Yohji Yamamoto and his look on the world to come

Yohji Yamamoto renews his partnership with Japanese photographer Takay for the fourth time to present his latest collection for men. An exclusive online presentation, translated into an 18-minute video that transcends the concept of art and fashion.

The joie de vie that has been the protagonist of the catwalks of Milan and Paris is completely absent in Yamamoto's vision. The designer expresses his feelings and anger in his own poetic way and shares his vision of the people on the streets. A statement on today's world that is desperately trying to restart, but has not been made any wiser by adversity. You could call it a journey into the shadows, into our unconscious. To understand Yohji Yamamoto's vision one could quote Shadow, a song composed and written by Min Yoongi (better known as Suga of BTS): «I run but the shadow follows me, As dark as the light is bright».

There is incredible wisdom in Yamamoto's new collection. A more cautious view of the world, of course, but no less fascinating. The proposal for next spring/summer follows the designer's DNA by using unstructured and oversize shapes, very light fabrics such as linen, silk, and light cotton. Trench coats are revisited to suggest the idea of light and airy dresses, easy to wear for the hot summer. Black and beige hybrid looks are inspired by his spring 1986 men's collection in an implicit nod to upcycling, the process of reclaiming materials or products to create new objects.

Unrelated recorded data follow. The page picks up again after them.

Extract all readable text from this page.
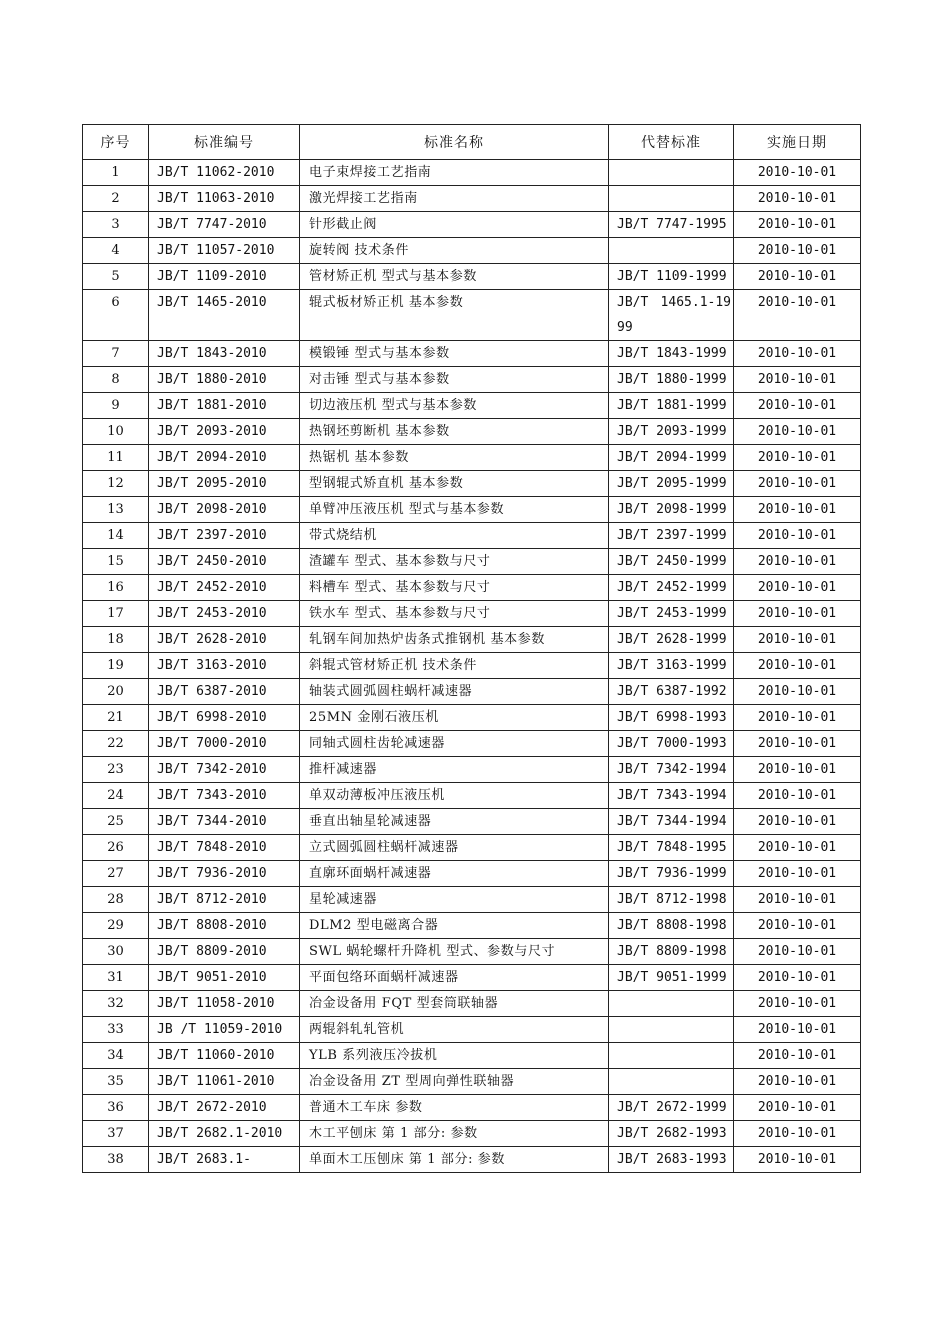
序号	标准编号	标准名称	代替标准	实施日期
1	JB/T 11062-2010	电子束焊接工艺指南		2010-10-01
2	JB/T 11063-2010	激光焊接工艺指南		2010-10-01
3	JB/T 7747-2010	针形截止阀	JB/T 7747-1995	2010-10-01
4	JB/T 11057-2010	旋转阀 技术条件		2010-10-01
5	JB/T 1109-2010	管材矫正机 型式与基本参数	JB/T 1109-1999	2010-10-01
6	JB/T 1465-2010	辊式板材矫正机 基本参数	JB/T 1465.1-1999	2010-10-01
7	JB/T 1843-2010	模锻锤 型式与基本参数	JB/T 1843-1999	2010-10-01
8	JB/T 1880-2010	对击锤 型式与基本参数	JB/T 1880-1999	2010-10-01
9	JB/T 1881-2010	切边液压机 型式与基本参数	JB/T 1881-1999	2010-10-01
10	JB/T 2093-2010	热钢坯剪断机 基本参数	JB/T 2093-1999	2010-10-01
11	JB/T 2094-2010	热锯机 基本参数	JB/T 2094-1999	2010-10-01
12	JB/T 2095-2010	型钢辊式矫直机 基本参数	JB/T 2095-1999	2010-10-01
13	JB/T 2098-2010	单臂冲压液压机 型式与基本参数	JB/T 2098-1999	2010-10-01
14	JB/T 2397-2010	带式烧结机	JB/T 2397-1999	2010-10-01
15	JB/T 2450-2010	渣罐车 型式、基本参数与尺寸	JB/T 2450-1999	2010-10-01
16	JB/T 2452-2010	料槽车 型式、基本参数与尺寸	JB/T 2452-1999	2010-10-01
17	JB/T 2453-2010	铁水车 型式、基本参数与尺寸	JB/T 2453-1999	2010-10-01
18	JB/T 2628-2010	轧钢车间加热炉齿条式推钢机 基本参数	JB/T 2628-1999	2010-10-01
19	JB/T 3163-2010	斜辊式管材矫正机 技术条件	JB/T 3163-1999	2010-10-01
20	JB/T 6387-2010	轴装式圆弧圆柱蜗杆减速器	JB/T 6387-1992	2010-10-01
21	JB/T 6998-2010	25MN 金刚石液压机	JB/T 6998-1993	2010-10-01
22	JB/T 7000-2010	同轴式圆柱齿轮减速器	JB/T 7000-1993	2010-10-01
23	JB/T 7342-2010	推杆减速器	JB/T 7342-1994	2010-10-01
24	JB/T 7343-2010	单双动薄板冲压液压机	JB/T 7343-1994	2010-10-01
25	JB/T 7344-2010	垂直出轴星轮减速器	JB/T 7344-1994	2010-10-01
26	JB/T 7848-2010	立式圆弧圆柱蜗杆减速器	JB/T 7848-1995	2010-10-01
27	JB/T 7936-2010	直廓环面蜗杆减速器	JB/T 7936-1999	2010-10-01
28	JB/T 8712-2010	星轮减速器	JB/T 8712-1998	2010-10-01
29	JB/T 8808-2010	DLM2 型电磁离合器	JB/T 8808-1998	2010-10-01
30	JB/T 8809-2010	SWL 蜗轮螺杆升降机 型式、参数与尺寸	JB/T 8809-1998	2010-10-01
31	JB/T 9051-2010	平面包络环面蜗杆减速器	JB/T 9051-1999	2010-10-01
32	JB/T 11058-2010	冶金设备用 FQT 型套筒联轴器		2010-10-01
33	JB /T 11059-2010	两辊斜轧轧管机		2010-10-01
34	JB/T 11060-2010	YLB 系列液压冷拔机		2010-10-01
35	JB/T 11061-2010	冶金设备用 ZT 型周向弹性联轴器		2010-10-01
36	JB/T 2672-2010	普通木工车床 参数	JB/T 2672-1999	2010-10-01
37	JB/T 2682.1-2010	木工平刨床 第 1 部分: 参数	JB/T 2682-1993	2010-10-01
38	JB/T 2683.1-	单面木工压刨床 第 1 部分: 参数	JB/T 2683-1993	2010-10-01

Yamamoto presents his collection through the eyes of so-called "blue-collar" workers, whose dirty faces look almost straight out of a Dickens book. «To represent being close to all human beings, mixing all social categories». The jewelry is formed by mechanical tools, the final costume silhouettes - printed on real newspapers from the last months and soiled with paint as in Pollock's work - are a testimony of the current world. Yohji's music and words accompany every moment. They speak of loneliness, of trembling hands.

And we find those hands - and eyes - drawn by Japanese artist Yuuka Asakura, embellishing the final garments. It is no coincidence that these two details, so important in surrealist iconography, were chosen. One is a symbol of creation, of making art, the other a visualization of our psyche.

The makeup and hairstyles have a punk inspiration because even in the sensual elegance of the garments, that follow our every movement, Yamamoto's anti-conformism lives on, and as he shows in the last few seconds of his video, he truly believes in only one thing: the power of love.